A retired Colombian police general was sentenced Friday in U.S. federal court to 13 years in prison for colluding with his country’s AUC federation of right-wing militias, which is on Washington’s list of international terrorist groups.
Gen. Mauricio Santoyo, who served as then-President Alvaro Uribe’s security chief from 2002-2006, pleaded guilty in August to charges he accepted bribes from the AUC in exchange for tipping off the paramilitaries about impending police operations.
Federal prosecutors had sought a 15-year prison term.
Santoyo, who retired from the National Police in 2009, came under investigation after three erstwhile AUC commanders extradited to the United States - Salvatore Mancuso, Juan Carlos Sierra and Carlos Mario Jimenez - testified that he had accepted bribes.

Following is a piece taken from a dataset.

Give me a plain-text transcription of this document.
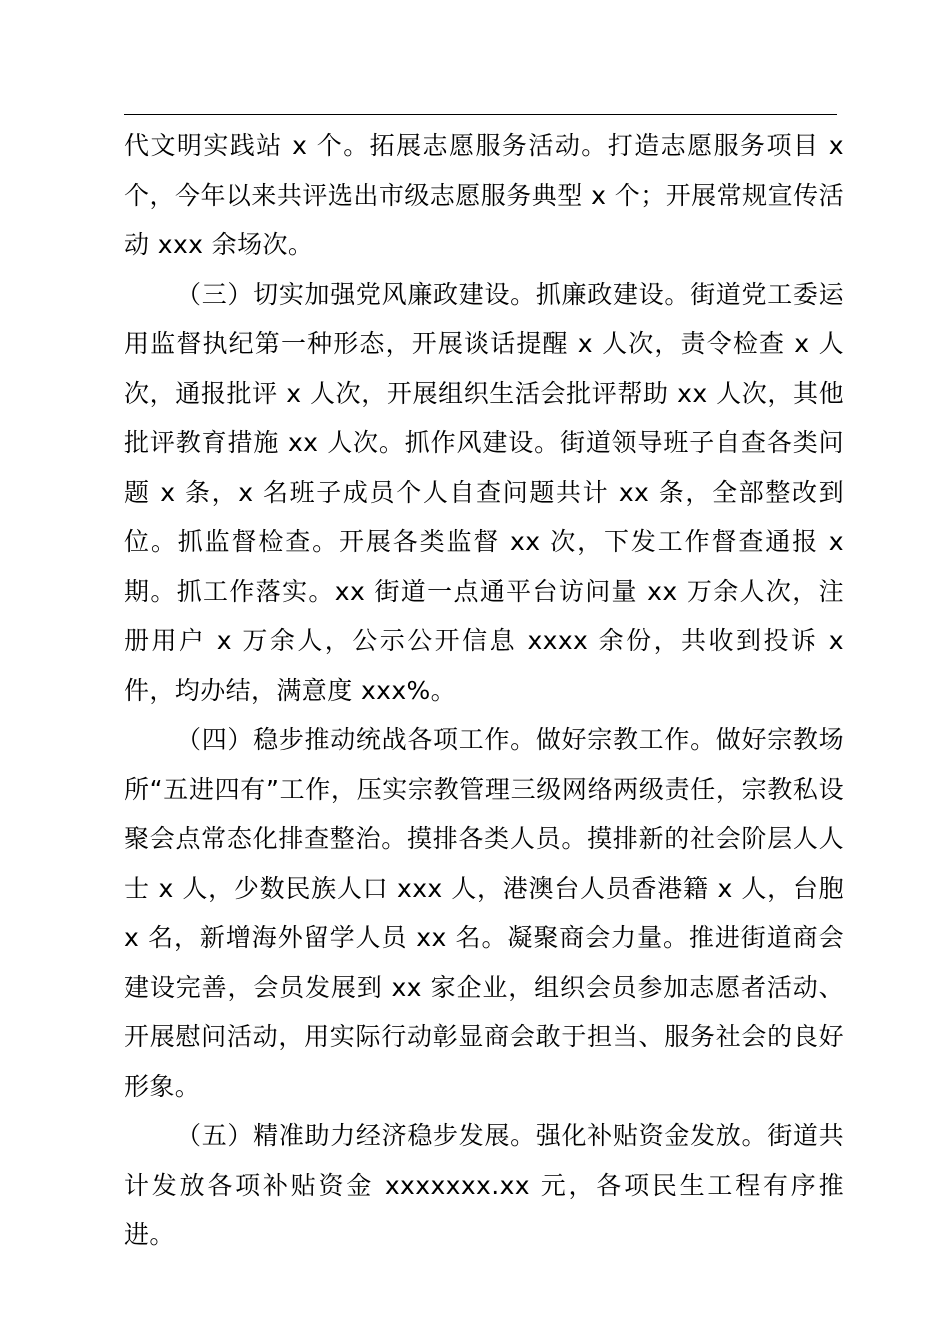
代文明实践站 x 个。拓展志愿服务活动。打造志愿服务项目 x 个，今年以来共评选出市级志愿服务典型 x 个；开展常规宣传活动 xxx 余场次。

（三）切实加强党风廉政建设。抓廉政建设。街道党工委运用监督执纪第一种形态，开展谈话提醒 x 人次，责令检查 x 人次，通报批评 x 人次，开展组织生活会批评帮助 xx 人次，其他批评教育措施 xx 人次。抓作风建设。街道领导班子自查各类问题 x 条，x 名班子成员个人自查问题共计 xx 条，全部整改到位。抓监督检查。开展各类监督 xx 次，下发工作督查通报 x 期。抓工作落实。xx 街道一点通平台访问量 xx 万余人次，注册用户 x 万余人，公示公开信息 xxxx 余份，共收到投诉 x 件，均办结，满意度 xxx%。

（四）稳步推动统战各项工作。做好宗教工作。做好宗教场所“五进四有”工作，压实宗教管理三级网络两级责任，宗教私设聚会点常态化排查整治。摸排各类人员。摸排新的社会阶层人人士 x 人，少数民族人口 xxx 人，港澳台人员香港籍 x 人，台胞 x 名，新增海外留学人员 xx 名。凝聚商会力量。推进街道商会建设完善，会员发展到 xx 家企业，组织会员参加志愿者活动、开展慰问活动，用实际行动彰显商会敢于担当、服务社会的良好形象。

（五）精准助力经济稳步发展。强化补贴资金发放。街道共计发放各项补贴资金 xxxxxxx.xx 元，各项民生工程有序推进。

A U.S. federal grand jury indicted Santoyo in May. He later surrendered to U.S. Drug Enforcement Administration agents in Bogota and was flown to Washington.
Founded in the mid-1980s to battle leftist rebels, the AUC degenerated into a loose alliance of death squads involved in drug trafficking, extortion and other criminal activities.
The militia federation ostensibly demobilized in 2006 as part of a peace process with the Uribe government.
A U.S. diplomatic cable disseminated by WikiLeaks said the AUC is responsible for more than 250,000 deaths in Colombia.